Скрылся в темени катеришка-самоед, на реке теперь самолюбиво пыхтел смутный в очертаниях, но с яркими огнями на мачтах буксир.

Река бесшумно — целиком — неслась на север, висящая над ней луна походила только на луну — такая была неповторимая, полнокровная.

— Я должен заявить, — шутливо сказал Прохоров, — что тоже не отношу себя к тем людям, которым можно запросто положить палец в рот! Если вы каждодневно гуляете по этой дороге с десяти до одиннадцати, то вы единственный человек, мимо кого можно пройти без риска быть опознанным… — И спокойно добавил: — Простите!

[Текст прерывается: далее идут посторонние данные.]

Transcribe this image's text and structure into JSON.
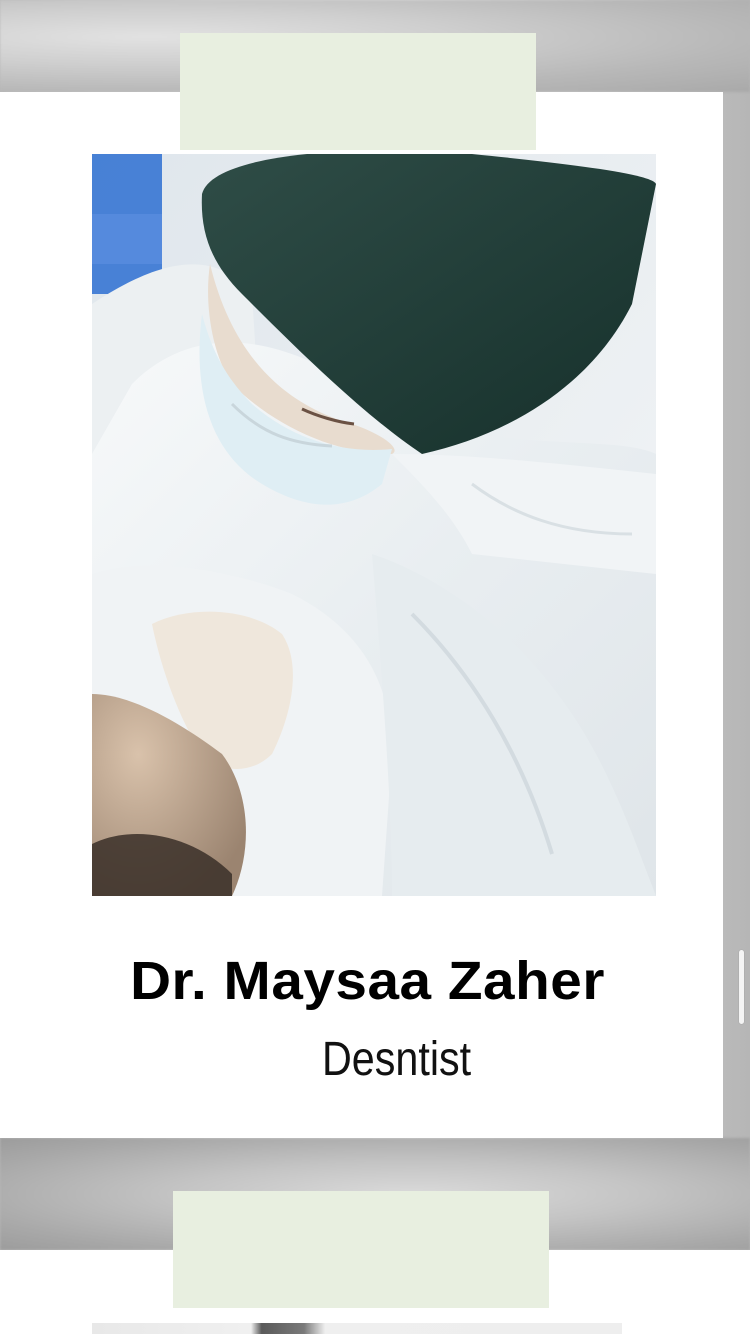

Прохоров терпеливо ждал, пока Викентий Алексеевич припомнит вечер двадцать второго мая, мысленно пройдется по дороге, остановится на круче, прислушается к ночной тишине — звучат или не звучат шаги. Прошло не менее двух минут до того мгновенья, когда Викентий Алексеевич, коротко передохнув, сказал:

— Мимо меня действительно проходил незнакомый человек. Это мог быть и Заварзин, его я не знаю… Мать честная! Он мог не принять меня в расчет! Но как же я узнаю, что это был Заварзин?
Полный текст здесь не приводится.